Solo Kena rozpoczęte melodyjnie, niemal soulowo, nabierało z każdym tchem coraz więcej żarliwości, aylerowskiej ekpresji, w której ukrywa się jednak sytuacja niezwykle intymna, bardzo osobista – Ken podczas koncertu dziękował krakowskiej Alchemii, publiczności, Markowi Winiarskiemu, „Laruence” (Wawrzyniec Makinia) i wszystkim tym, za sprawą których mógł wielokrotnie do Polski wracać.  Ale dźwieki zagrane przez obu panów były podziękowaniem o wiele dobitniejszym.

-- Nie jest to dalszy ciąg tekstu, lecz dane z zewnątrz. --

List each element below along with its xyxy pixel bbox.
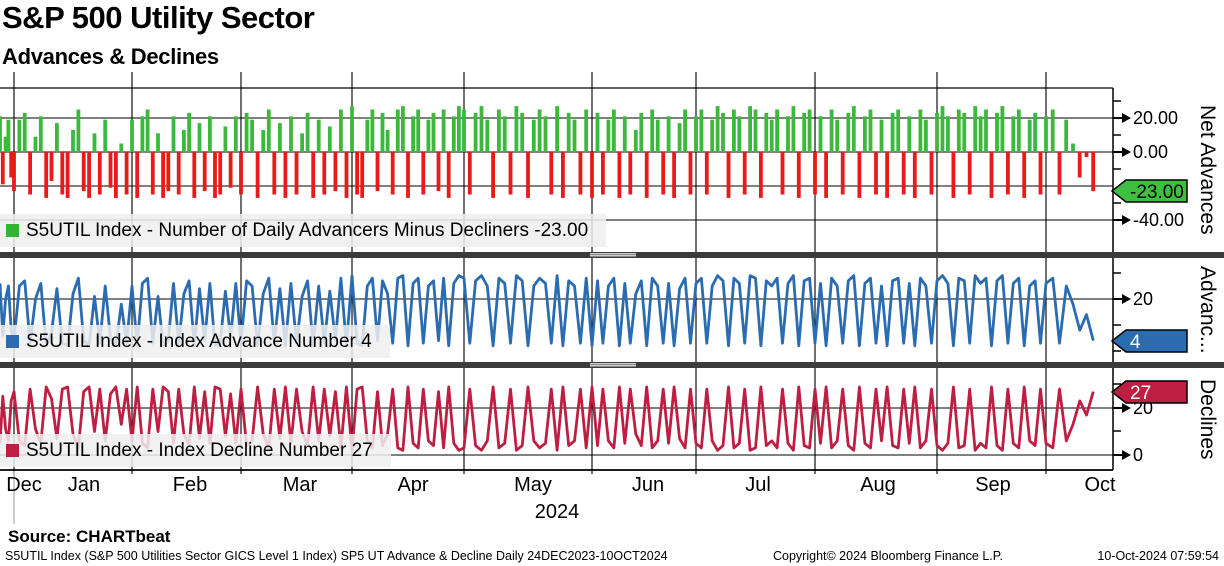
legend-net-advances[interactable]: S5UTIL Index - Number of Daily Advancers… <box>0 214 607 247</box>
y-tick-0: 0.00 <box>1113 142 1168 162</box>
legend-swatch-icon <box>6 335 19 348</box>
axis-title-net-advances: Net Advances <box>1196 105 1219 235</box>
source-label: Source: CHARTbeat <box>8 527 171 546</box>
year-label: 2024 <box>534 501 580 523</box>
axis-title-declines: Declines <box>1196 378 1219 460</box>
svg-text:27: 27 <box>1130 383 1151 404</box>
month-label: May <box>514 474 552 496</box>
month-label: Mar <box>282 474 318 496</box>
last-value-badge-net: -23.00 <box>1110 179 1188 203</box>
tick-arrow-icon <box>1122 294 1131 304</box>
legend-label: S5UTIL Index - Index Decline Number 27 <box>26 439 373 461</box>
tick-arrow-icon <box>1122 450 1131 460</box>
legend-label: S5UTIL Index - Index Advance Number 4 <box>26 330 372 352</box>
legend-label: S5UTIL Index - Number of Daily Advancers… <box>26 219 589 241</box>
tick-arrow-icon <box>1122 403 1131 413</box>
panel-resize-handle-icon[interactable] <box>590 363 636 367</box>
panel-separator <box>0 252 1224 258</box>
month-label: Jun <box>631 474 665 496</box>
legend-advances[interactable]: S5UTIL Index - Index Advance Number 4 <box>0 325 390 358</box>
y-tick-20: 20.00 <box>1113 108 1178 128</box>
svg-text:-23.00: -23.00 <box>1130 182 1184 203</box>
footer-description: S5UTIL Index (S&P 500 Utilities Sector G… <box>5 549 668 563</box>
panel-separator <box>0 362 1224 368</box>
tick-arrow-icon <box>1122 113 1131 123</box>
chart-subtitle: Advances & Declines <box>2 44 219 69</box>
panel-resize-handle-icon[interactable] <box>590 253 636 257</box>
month-label: Feb <box>172 474 208 496</box>
footer-copyright: Copyright© 2024 Bloomberg Finance L.P. <box>773 549 1003 563</box>
last-value-badge-declines: 27 <box>1110 380 1188 404</box>
month-label: Apr <box>397 474 429 496</box>
legend-swatch-icon <box>6 444 19 457</box>
y-tick-m40: -40.00 <box>1113 210 1184 230</box>
legend-declines[interactable]: S5UTIL Index - Index Decline Number 27 <box>0 434 391 467</box>
month-label: Jan <box>67 474 101 496</box>
legend-swatch-icon <box>6 224 19 237</box>
chart-title: S&P 500 Utility Sector <box>2 0 315 35</box>
month-label: Aug <box>860 474 896 496</box>
tick-arrow-icon <box>1122 215 1131 225</box>
month-label: Oct <box>1084 474 1116 496</box>
month-label: Jul <box>745 474 771 496</box>
month-label: Sep <box>975 474 1011 496</box>
y-tick-20: 20 <box>1113 289 1153 309</box>
y-tick-0: 0 <box>1113 445 1143 465</box>
svg-text:4: 4 <box>1130 332 1141 353</box>
axis-title-advances: Advanc... <box>1196 266 1219 354</box>
last-value-badge-advances: 4 <box>1110 329 1188 353</box>
footer-timestamp: 10-Oct-2024 07:59:54 <box>1097 549 1219 563</box>
month-label: Dec <box>6 474 42 496</box>
tick-arrow-icon <box>1122 147 1131 157</box>
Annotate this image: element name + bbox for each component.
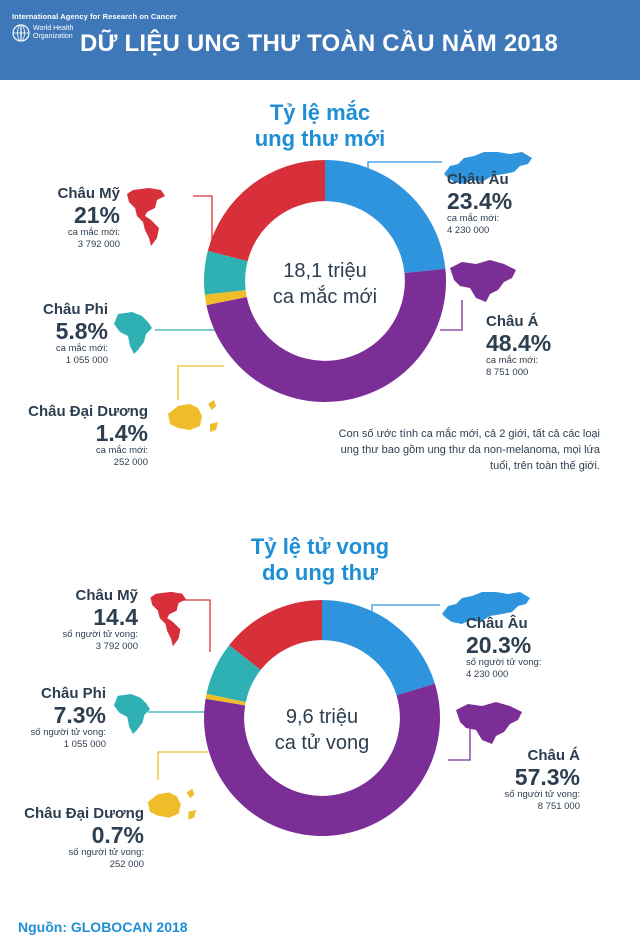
- mortality-europe-name: Châu Âu: [466, 615, 528, 632]
- incidence-asia-pct: 48.4%: [486, 330, 552, 356]
- incidence-africa-num: 1 055 000: [65, 355, 108, 366]
- incidence-label-asia: Châu Á 48.4% ca mắc mới: 8 751 000: [486, 312, 606, 379]
- oceania-map-icon: [147, 788, 197, 820]
- mortality-oceania-num: 252 000: [109, 859, 144, 870]
- oceania-map-icon: [168, 400, 218, 432]
- mortality-africa-name: Châu Phi: [40, 685, 106, 702]
- source-text: Nguồn: GLOBOCAN 2018: [18, 919, 188, 935]
- mortality-oceania-name: Châu Đại Dương: [24, 805, 144, 822]
- incidence-europe-pct: 23.4%: [447, 188, 513, 214]
- incidence-title-line2: ung thư mới: [254, 126, 386, 151]
- incidence-americas-name: Châu Mỹ: [57, 185, 120, 202]
- who-globe-logo: [12, 24, 30, 42]
- incidence-asia-leader: [440, 300, 463, 331]
- mortality-europe-num: 4 230 000: [466, 669, 509, 680]
- incidence-asia-name: Châu Á: [486, 313, 539, 330]
- mortality-slice-asia: [204, 683, 440, 836]
- incidence-center-line2: ca mắc mới: [272, 286, 378, 308]
- mortality-slice-oceania: [205, 693, 246, 706]
- incidence-label-oceania: Châu Đại Dương 1.4% ca mắc mới: 252 000: [8, 402, 148, 469]
- incidence-title-line1: Tỷ lệ mắc: [269, 100, 371, 125]
- americas-map-icon: [127, 188, 165, 246]
- incidence-oceania-name: Châu Đại Dương: [28, 403, 148, 420]
- incidence-slice-asia: [206, 268, 446, 402]
- incidence-label-europe: Châu Âu 23.4% ca mắc mới: 4 230 000: [447, 170, 567, 237]
- mortality-americas-num: 3 792 000: [95, 641, 138, 652]
- mortality-slice-europe: [322, 600, 435, 696]
- europe-map-icon: [444, 152, 532, 184]
- mortality-europe-pct: 20.3%: [466, 632, 532, 658]
- incidence-europe-sub: ca mắc mới:: [447, 213, 500, 224]
- incidence-slice-americas: [207, 160, 325, 262]
- mortality-asia-leader: [448, 722, 471, 761]
- mortality-europe-sub: số người tử vong:: [466, 657, 542, 668]
- mortality-slice-africa: [206, 645, 261, 702]
- incidence-label-africa: Châu Phi 5.8% ca mắc mới: 1 055 000: [8, 300, 108, 367]
- mortality-americas-pct: 14.4: [93, 604, 138, 630]
- mortality-label-oceania: Châu Đại Dương 0.7% số người tử vong: 25…: [4, 804, 144, 871]
- mortality-title: Tỷ lệ tử vong do ung thư: [200, 534, 440, 586]
- mortality-asia-name: Châu Á: [527, 747, 581, 764]
- incidence-asia-num: 8 751 000: [486, 367, 529, 378]
- asia-map-icon: [456, 702, 522, 744]
- mortality-slice-americas: [229, 600, 322, 670]
- incidence-oceania-num: 252 000: [113, 457, 148, 468]
- incidence-slice-oceania: [204, 290, 247, 306]
- mortality-asia-num: 8 751 000: [537, 801, 580, 812]
- mortality-center-line1: 9,6 triệu: [285, 706, 359, 728]
- mortality-donut-chart: [204, 600, 440, 836]
- incidence-americas-sub: ca mắc mới:: [67, 227, 120, 238]
- mortality-oceania-leader: [157, 751, 208, 780]
- mortality-title-line1: Tỷ lệ tử vong: [250, 534, 390, 559]
- mortality-africa-num: 1 055 000: [63, 739, 106, 750]
- incidence-slice-africa: [204, 250, 248, 295]
- mortality-label-asia: Châu Á 57.3% số người tử vong: 8 751 000: [470, 746, 580, 813]
- incidence-center-line1: 18,1 triệu: [283, 260, 367, 282]
- incidence-oceania-leader: [177, 365, 224, 400]
- africa-map-icon: [113, 694, 151, 734]
- mortality-center-line2: ca tử vong: [274, 732, 370, 754]
- europe-map-icon: [442, 592, 530, 624]
- org-name: International Agency for Research on Can…: [12, 12, 177, 21]
- mortality-americas-sub: số người tử vong:: [62, 629, 138, 640]
- mortality-label-americas: Châu Mỹ 14.4 số người tử vong: 3 792 000: [8, 586, 138, 653]
- incidence-asia-sub: ca mắc mới:: [486, 355, 539, 366]
- incidence-slice-europe: [325, 160, 446, 273]
- incidence-center-text: 18,1 triệu ca mắc mới: [245, 258, 405, 310]
- mortality-center-text: 9,6 triệu ca tử vong: [242, 704, 402, 756]
- mortality-asia-sub: số người tử vong:: [504, 789, 580, 800]
- mortality-africa-pct: 7.3%: [53, 702, 106, 728]
- incidence-europe-num: 4 230 000: [447, 225, 490, 236]
- asia-map-icon: [450, 260, 516, 302]
- incidence-label-americas: Châu Mỹ 21% ca mắc mới: 3 792 000: [20, 184, 120, 251]
- incidence-oceania-sub: ca mắc mới:: [95, 445, 148, 456]
- incidence-donut-chart: [204, 160, 446, 402]
- mortality-asia-pct: 57.3%: [514, 764, 580, 790]
- mortality-label-africa: Châu Phi 7.3% số người tử vong: 1 055 00…: [8, 684, 106, 751]
- incidence-title: Tỷ lệ mắc ung thư mới: [200, 100, 440, 152]
- incidence-africa-name: Châu Phi: [42, 301, 108, 318]
- incidence-americas-leader: [193, 195, 213, 240]
- mortality-africa-sub: số người tử vong:: [30, 727, 106, 738]
- who-name: World Health Organization: [33, 25, 74, 40]
- mortality-label-europe: Châu Âu 20.3% số người tử vong: 4 230 00…: [466, 614, 596, 681]
- incidence-africa-pct: 5.8%: [55, 318, 108, 344]
- incidence-europe-name: Châu Âu: [447, 171, 509, 188]
- incidence-americas-pct: 21%: [73, 202, 120, 228]
- africa-map-icon: [114, 312, 152, 354]
- incidence-africa-sub: ca mắc mới:: [55, 343, 108, 354]
- footnote-text: Con số ước tính ca mắc mới, cả 2 giới, t…: [338, 428, 600, 472]
- americas-map-icon: [150, 591, 186, 647]
- header-banner: International Agency for Research on Can…: [0, 0, 640, 80]
- mortality-oceania-sub: số người tử vong:: [68, 847, 144, 858]
- mortality-title-line2: do ung thư: [261, 560, 379, 585]
- mortality-americas-name: Châu Mỹ: [75, 587, 138, 604]
- page-title: DỮ LIỆU UNG THƯ TOÀN CẦU NĂM 2018: [80, 30, 559, 57]
- mortality-oceania-pct: 0.7%: [91, 822, 144, 848]
- incidence-oceania-pct: 1.4%: [95, 420, 148, 446]
- incidence-americas-num: 3 792 000: [77, 239, 120, 250]
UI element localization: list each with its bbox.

W opini kolegów z pierwszej ławki na widowni, był to jeden z najlepszych koncertów festiwalu. Osobiście nie byłbym aż tak entuzjastyczny, choć koncert był bardzo dobry a set drugi - znakomity. Nie mogę się oprzec wrażeniu, że Vandermark brzmi o wiele lepiej w sytacjach z wyraźniejszym jazzowym korzeniem, o mocniejszym rytmicznym osadzeniu. Uwaga to tak na prawdę marginalna w kontekście tego wieczoru, echo moich własnych zachwytów nad takimi zespołami jak Vandermark V, DKV czy Vandermark – Nilssen-Love Duo. 

Relacje chciałbym jednak zakończyć w nieco innym tonie – muzycy dziękowali na scenie, ja, jako że dziś przypada amerykańskie Święto Dziękczynienia (przypadek?), chciałbym bardzo skromnie podziękować za emocje i dźwieki, i rozmowy tegoż wieczora, tego tygodnia ale też i wszystkich lat poprzednich muzykom, osobom zaangażowanym w organizację Festiwalu i wszystkim przybyłym w tym czasie na koncerty do krakowskiej Alchemii.